No impedance mismatch.
### What it doesn't get us
- **Sub-second polling latency may regress.** REST round-trips will be slower
than a persistent binary socket on a hot LAN. Measure first; if the OPC UA
HA-Read latency budget allows, this is fine.
- **No streaming / subscription.** The native SDK supports a "live values"
push mode (`aahDataSetSvc`); the REST API is request-response. Not a
blocker for `IHistoryProvider`, would be for an `ISubscribable` over the
Historian — which we don't need today.
## Option 2 — Reverse-engineer the binary wire protocol
Only worth pursuing if REST latency is unacceptable.
### Tools
- **dnSpy** / **ILSpy** — decompile `aahClientManaged.dll` (this folder,
`current\aahClientManaged.dll`) to see the marshalling shape it expects from
the native side. The managed wrapper is small enough to read end-to-end —
it'll tell you the connection-establishment handshake, the message framing,
and the packed types of returned samples.
- **API Monitor** or **Detours hooks** on `aahClient.dll` — instrument calls
out from the wrapper to map the native ABI surface.

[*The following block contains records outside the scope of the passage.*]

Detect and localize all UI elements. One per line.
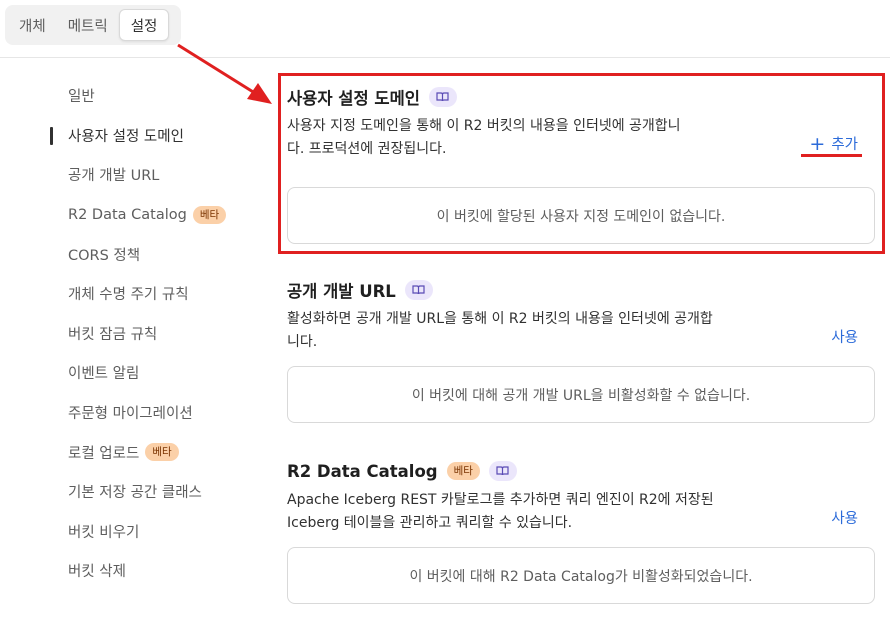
sidebar-item-lifecycle-rules[interactable]: 개체 수명 주기 규칙	[48, 274, 248, 314]
sidebar-item-label: 이벤트 알림	[68, 366, 140, 383]
sidebar-item-bucket-lock-rules[interactable]: 버킷 잠금 규칙	[48, 314, 248, 354]
section-title: 사용자 설정 도메인	[287, 89, 420, 108]
plus-icon: +	[809, 132, 826, 155]
sidebar-item-event-notifications[interactable]: 이벤트 알림	[48, 353, 248, 393]
tab-settings[interactable]: 설정	[118, 9, 170, 41]
tab-metrics[interactable]: 메트릭	[57, 9, 119, 41]
sidebar-item-label: 기본 저장 공간 클래스	[68, 485, 202, 502]
data-catalog-section: R2 Data Catalog 베타 Apache Iceberg REST 카…	[287, 459, 875, 604]
sidebar-item-label: 버킷 삭제	[68, 564, 126, 581]
sidebar-item-local-uploads[interactable]: 로컬 업로드 베타	[48, 432, 248, 472]
sidebar-item-label: 일반	[68, 89, 95, 106]
sidebar-item-label: CORS 정책	[68, 247, 141, 264]
sidebar-item-delete-bucket[interactable]: 버킷 삭제	[48, 551, 248, 591]
sidebar-item-label: 로컬 업로드	[68, 445, 140, 462]
book-icon[interactable]	[404, 280, 433, 300]
enable-dev-url-button[interactable]: 사용	[831, 326, 858, 347]
section-description: Apache Iceberg REST 카탈로그를 추가하면 쿼리 엔진이 R2…	[287, 492, 714, 531]
sidebar-item-public-dev-url[interactable]: 공개 개발 URL	[48, 155, 248, 195]
add-domain-button[interactable]: + 추가	[809, 133, 858, 154]
book-icon[interactable]	[428, 87, 457, 107]
empty-state-box: 이 버킷에 할당된 사용자 지정 도메인이 없습니다.	[287, 187, 875, 244]
enable-data-catalog-button[interactable]: 사용	[831, 507, 858, 528]
sidebar-item-general[interactable]: 일반	[48, 76, 248, 116]
sidebar-item-on-demand-migration[interactable]: 주문형 마이그레이션	[48, 393, 248, 433]
settings-sidebar: 일반 사용자 설정 도메인 공개 개발 URL R2 Data Catalog 베…	[48, 76, 248, 591]
tab-objects[interactable]: 개체	[8, 9, 57, 41]
sidebar-item-label: 버킷 비우기	[68, 524, 140, 541]
beta-badge: 베타	[192, 205, 227, 224]
empty-state-box: 이 버킷에 대해 공개 개발 URL을 비활성화할 수 없습니다.	[287, 366, 875, 423]
sidebar-item-label: 개체 수명 주기 규칙	[68, 287, 189, 304]
custom-domain-section: 사용자 설정 도메인 사용자 지정 도메인을 통해 이 R2 버킷의 내용을 인…	[287, 85, 875, 244]
sidebar-item-label: 사용자 설정 도메인	[68, 128, 184, 145]
beta-badge: 베타	[446, 462, 480, 480]
sidebar-item-label: 버킷 잠금 규칙	[68, 326, 158, 343]
section-title: 공개 개발 URL	[287, 282, 396, 301]
sidebar-item-r2-data-catalog[interactable]: R2 Data Catalog 베타	[48, 195, 248, 235]
sidebar-item-label: 공개 개발 URL	[68, 168, 160, 185]
sidebar-item-label: 주문형 마이그레이션	[68, 406, 193, 423]
section-description: 사용자 지정 도메인을 통해 이 R2 버킷의 내용을 인터넷에 공개합니 다.…	[287, 118, 681, 157]
public-dev-url-section: 공개 개발 URL 활성화하면 공개 개발 URL을 통해 이 R2 버킷의 내…	[287, 278, 875, 423]
sidebar-item-cors-policy[interactable]: CORS 정책	[48, 234, 248, 274]
tab-bar: 개체 메트릭 설정	[5, 5, 181, 45]
beta-badge: 베타	[145, 443, 179, 462]
section-title: R2 Data Catalog	[287, 461, 438, 481]
sidebar-item-empty-bucket[interactable]: 버킷 비우기	[48, 512, 248, 552]
sidebar-item-label: R2 Data Catalog	[68, 206, 187, 223]
section-description: 활성화하면 공개 개발 URL을 통해 이 R2 버킷의 내용을 인터넷에 공개…	[287, 311, 713, 350]
sidebar-item-default-storage-class[interactable]: 기본 저장 공간 클래스	[48, 472, 248, 512]
add-domain-label: 추가	[831, 137, 858, 153]
sidebar-item-custom-domain[interactable]: 사용자 설정 도메인	[48, 116, 248, 156]
empty-state-box: 이 버킷에 대해 R2 Data Catalog가 비활성화되었습니다.	[287, 547, 875, 604]
book-icon[interactable]	[488, 461, 517, 481]
header-divider	[0, 57, 890, 58]
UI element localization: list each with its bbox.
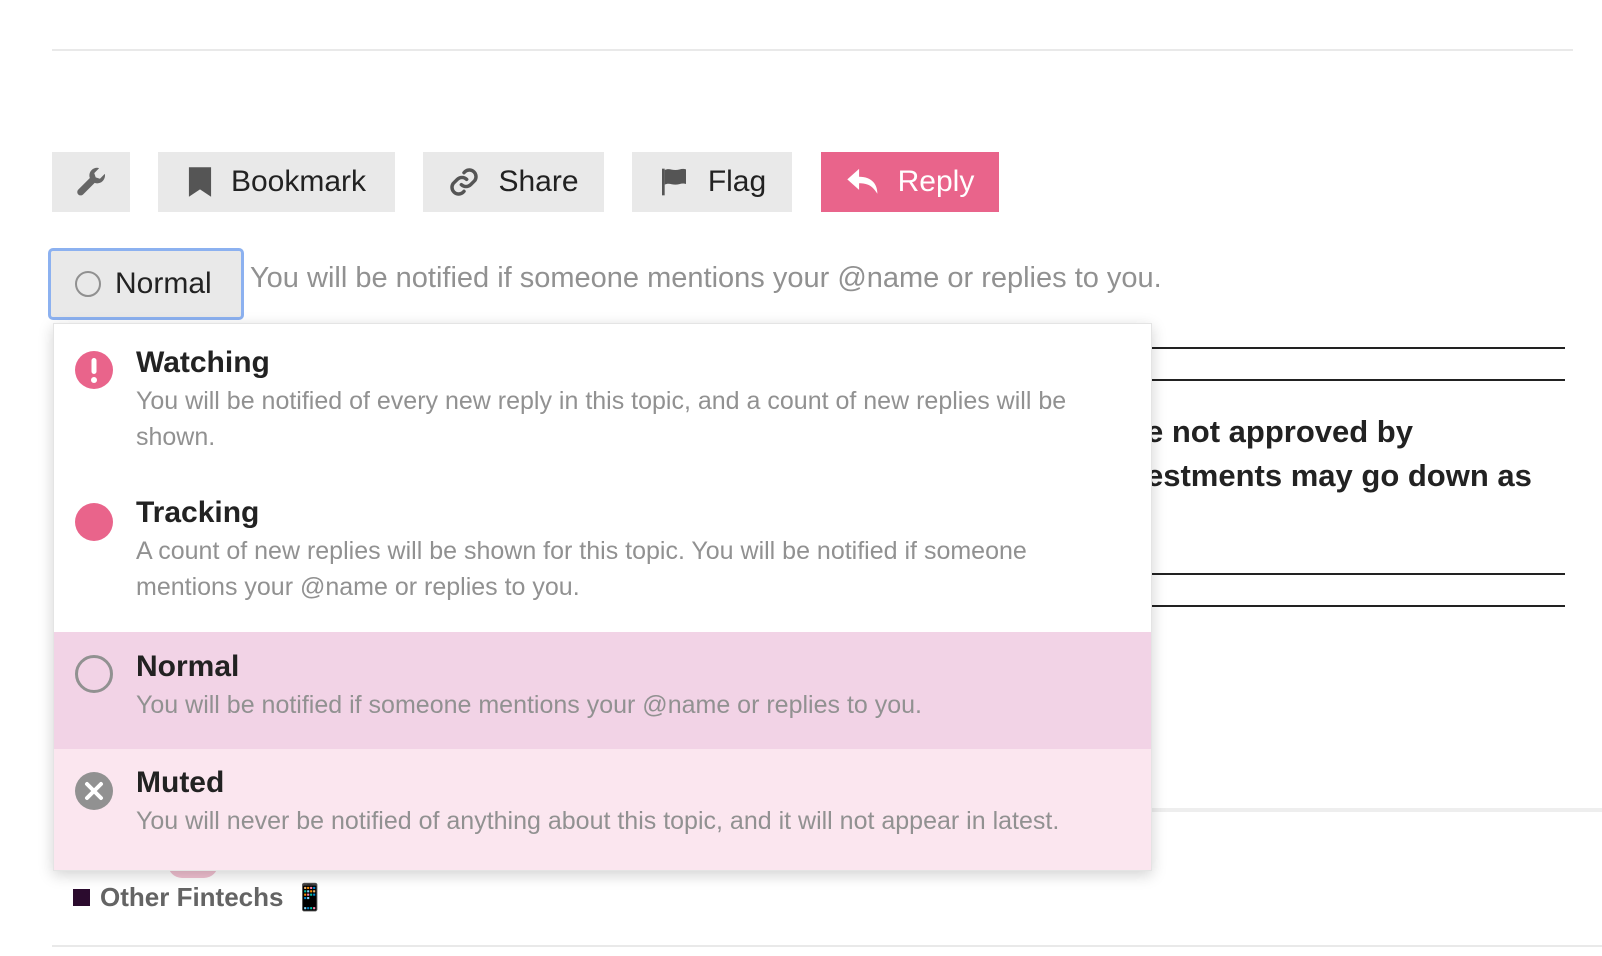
option-muted[interactable]: Muted You will never be notified of anyt…: [54, 749, 1151, 870]
option-title: Watching: [136, 346, 270, 379]
reply-arrow-icon: [846, 167, 880, 197]
admin-wrench-button[interactable]: [52, 152, 130, 212]
x-circle-icon: [74, 771, 114, 811]
option-title: Tracking: [136, 496, 260, 529]
bookmark-icon: [187, 166, 213, 198]
flag-label: Flag: [707, 165, 767, 198]
reply-button[interactable]: Reply: [821, 152, 999, 212]
share-button[interactable]: Share: [423, 152, 604, 212]
notification-level-description: You will be notified if someone mentions…: [250, 262, 1162, 294]
wrench-icon: [74, 165, 108, 199]
option-title: Muted: [136, 766, 225, 799]
option-description: You will be notified if someone mentions…: [136, 691, 922, 719]
exclamation-circle-icon: [74, 350, 114, 390]
background-text-line: estments may go down as: [1146, 458, 1532, 493]
option-tracking[interactable]: Tracking A count of new replies will be …: [54, 478, 1151, 632]
notification-level-label: Normal: [115, 267, 212, 300]
bookmark-label: Bookmark: [230, 165, 367, 198]
content-rule: [1150, 347, 1565, 349]
background-text-line: e not approved by: [1146, 414, 1413, 449]
empty-circle-icon: [74, 654, 114, 694]
option-description: A count of new replies will be shown for…: [136, 537, 1027, 601]
link-icon: [448, 166, 480, 198]
option-description: You will be notified of every new reply …: [136, 387, 1067, 451]
flag-icon: [658, 166, 690, 198]
filled-circle-icon: [74, 502, 114, 542]
content-rule: [1150, 605, 1565, 607]
notification-level-dropdown: Watching You will be notified of every n…: [53, 323, 1152, 871]
notification-level-button[interactable]: Normal: [48, 248, 244, 320]
option-description: You will never be notified of anything a…: [136, 807, 1060, 835]
flag-button[interactable]: Flag: [632, 152, 792, 212]
bottom-divider: [52, 945, 1602, 947]
option-watching[interactable]: Watching You will be notified of every n…: [54, 324, 1151, 478]
option-normal[interactable]: Normal You will be notified if someone m…: [54, 632, 1151, 749]
empty-circle-icon: [75, 271, 101, 297]
top-divider: [52, 49, 1573, 51]
content-divider: [1150, 808, 1602, 812]
category-link[interactable]: Other Fintechs 📱: [73, 882, 326, 913]
phone-emoji: 📱: [293, 882, 326, 913]
category-color-badge: [73, 889, 90, 906]
share-label: Share: [498, 165, 579, 198]
content-rule: [1150, 573, 1565, 575]
bookmark-button[interactable]: Bookmark: [158, 152, 395, 212]
category-label: Other Fintechs: [100, 882, 284, 912]
reply-label: Reply: [897, 165, 975, 198]
option-title: Normal: [136, 650, 240, 683]
content-rule: [1150, 379, 1565, 381]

- **Wireshark** with a custom dissector — capture a real Historian session
(against this dev box's Historian 2020 install, port 32568) while running
`OtOpcUa.Driver.Historian.Wonderware` against it. Diff the captures across
query types to identify message kinds (raw vs aggregate vs at-time vs
events).
- **`aahDbDump.exe`** (in the AVEVA install) — dumps Historian's internal
block format. Useful for cross-checking what types you're getting on the
wire against what's stored on disk.
### Risk
The wire protocol is undocumented and AVEVA can change it across versions
without warning. A reimplementation pins us to specific Historian versions
and creates a maintenance debt that probably outweighs sidecar elimination.
This is the path you take only if (a) REST is verified inadequate AND (b)
you're willing to own a private AVEVA-protocol stack indefinitely.
## Option 3 — P/Invoke shim (rejected)
You could build a `HistorianClient` that P/Invokes directly into
`aahClient.dll`, bypassing `aahClientManaged.dll`. That technically lets the
wrapper code be net10, but:
- The bitness lock-in stays (`aahClient.dll` is x86 OR x64, no AnyCPU).
- COM-style HRESULT returns + raw `BSTR` marshalling makes the boundary
brittle.
- You learn the same things you'd learn for option 2 anyway, with no wire
format won.
Unless there's a specific feature in `aahClient` that `aahClientManaged`
doesn't expose, this path strictly loses to option 1.
## Decision matrix
| Option | Pure managed? | net10 in-proc? | Risk | Effort | Recommendation |
|---|---|---|---|---|---|
| 1 — REST | yes | yes | low | ~12 weeks | **default** |
| 2 — Wire-protocol reimpl | yes | yes | high | months | only if REST inadequate |
| 3 — P/Invoke shim | no (native dep) | yes (with bitness lock) | medium | ~1 week | not recommended |
## Folder layout in this directory
```
histsdk\
current\ ← the 7 SDK DLLs the sidecar links against today
aveva-install-x86\ ← full client-side DLL set from C:\Program Files (x86)\Wonderware\Historian
aveva-install-x64\ ← same, x64 build (used by our sidecar after PR 80104ca)
instructions.md ← this file
```
Use `current\` to feed dnSpy when you want to read the existing wrapper.
Use `aveva-install-*\` to inspect what other client-side surfaces AVEVA ships
that we might pivot onto (`aahClientConfig.dll` for tag-metadata browse,
`aahDataSetClient.dll` for live values, etc.).